Since 1987, the EPA has registered the Toxics Release Inventory (TRI), which contains the 100 most commonly used data fields of the Form R TRI notification and the Form A Certification Statement. Among the variables measured are toxic pollutants released to the air in two forms (1) fugitive or non-point air emission, which refers to gases and vapors lost in industrial equipment, either through leaks, vents, or spills, and (2) stack or point air emission, which refers to direct emissions from industrial processes through primarily stack stacks.

Toxic substances emitted into the air can be both carcinogenic and non-carcinogenic, the latter being those that are released in greater proportion to the environment, reaching more than 10 times the carcinogenic ones per year.
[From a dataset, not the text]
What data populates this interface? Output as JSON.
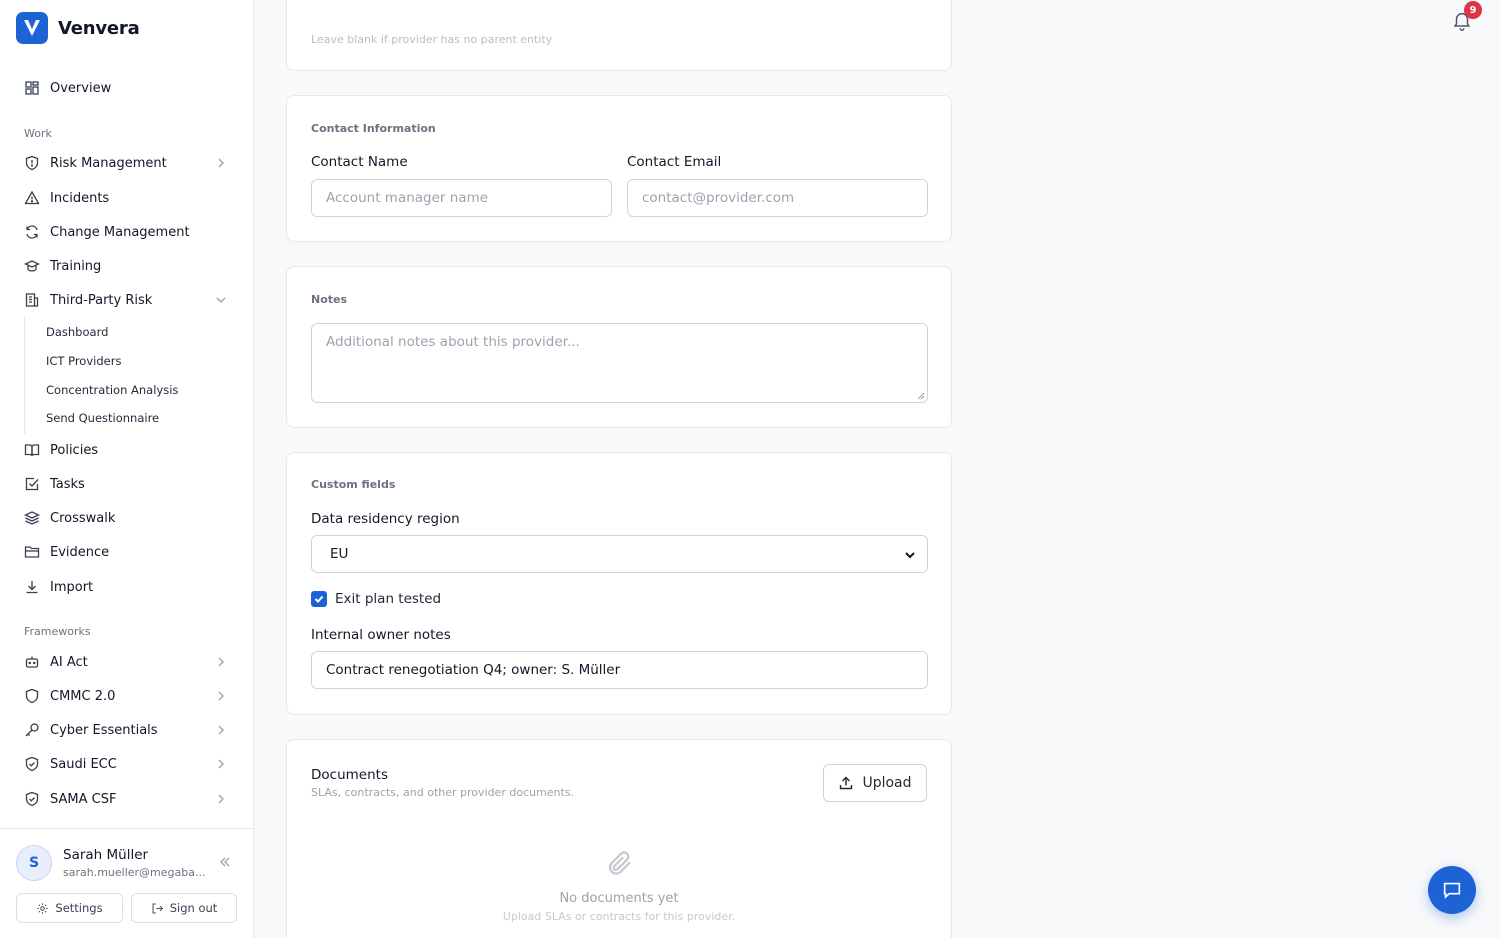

In both cases, for both carcinogenic and non-carcinogenic substances, a decreasing trend has been observed over the last 20 years pasando de cerca de 13,000 metric ton de contaminantes en el 2004 a cerca de de la mitad 6,500 metric ton en el 2023 (Figure 1).
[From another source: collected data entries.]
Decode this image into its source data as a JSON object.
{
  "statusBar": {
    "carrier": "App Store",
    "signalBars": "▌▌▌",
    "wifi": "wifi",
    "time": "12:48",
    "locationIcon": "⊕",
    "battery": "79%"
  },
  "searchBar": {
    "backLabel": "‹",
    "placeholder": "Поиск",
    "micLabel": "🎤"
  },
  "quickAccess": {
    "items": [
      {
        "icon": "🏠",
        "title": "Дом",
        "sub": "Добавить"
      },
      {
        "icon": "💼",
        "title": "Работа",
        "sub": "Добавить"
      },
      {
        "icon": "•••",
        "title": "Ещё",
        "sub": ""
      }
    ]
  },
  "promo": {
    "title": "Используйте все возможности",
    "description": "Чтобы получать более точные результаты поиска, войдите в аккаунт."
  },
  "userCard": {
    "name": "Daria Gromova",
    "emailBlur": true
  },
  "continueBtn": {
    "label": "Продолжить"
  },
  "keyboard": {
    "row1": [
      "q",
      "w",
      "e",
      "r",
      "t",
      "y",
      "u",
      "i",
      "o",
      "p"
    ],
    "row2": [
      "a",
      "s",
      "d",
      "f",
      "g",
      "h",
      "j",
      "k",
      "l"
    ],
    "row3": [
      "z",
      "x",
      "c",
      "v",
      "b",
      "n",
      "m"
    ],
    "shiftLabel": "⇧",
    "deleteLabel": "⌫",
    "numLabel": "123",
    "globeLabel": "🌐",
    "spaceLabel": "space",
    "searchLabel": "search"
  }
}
Figure 1: Figure 1. Total emissions of toxic pollutants released into the air per year in the state of Mississippi, US, over the last two decades.

If we look in more detail at the county level, we can see that over the last two decades there are seven counties (Harrison, Jackson, Lawrence, Lowndes, Perry, Warren, and Yazoo) that are always in the top 10 of the highest emissions each year (Figure 2), even though Harrison County alone produced around 30% of the total emissions for the years 2013 and 2014. This group of counties (top 10) have led the state’s total emissions throughout the twenty years, concentrating a high percentage of total emissions, with an increasing trend in this percentage of participation over time with values above 70% in 2004, with a maximum peak of 90% in 2014 and maintaining around 80% of total emissions of toxic air pollutants in the last 5 years (Figure 3).

Figure 2: Top 10 counties releasing the highest emissions of toxic pollutants into the air in the state of Mississippi by year.

Figure 3: Percentage of toxic air pollutant emissions from the top 10 counties by year.

Finally, we can observe that in general, the highest percentage of counties in the state of Mississippi maintain low levels of air emissions either by fugitive or stack and only a few counties are the most responsible for emissions, mainly in the southern part of the state. In addition, it should be noted that unfortunately for the period 2004 - 2023 the EPA has no air emissions records for 7 counties, which does not necessarily imply zero emissions in those locations (Figure 4).

Figure 4: Map of average annual emissions of toxic contaminants for the period 2004 - 2023 for each county in the state of Mississippi.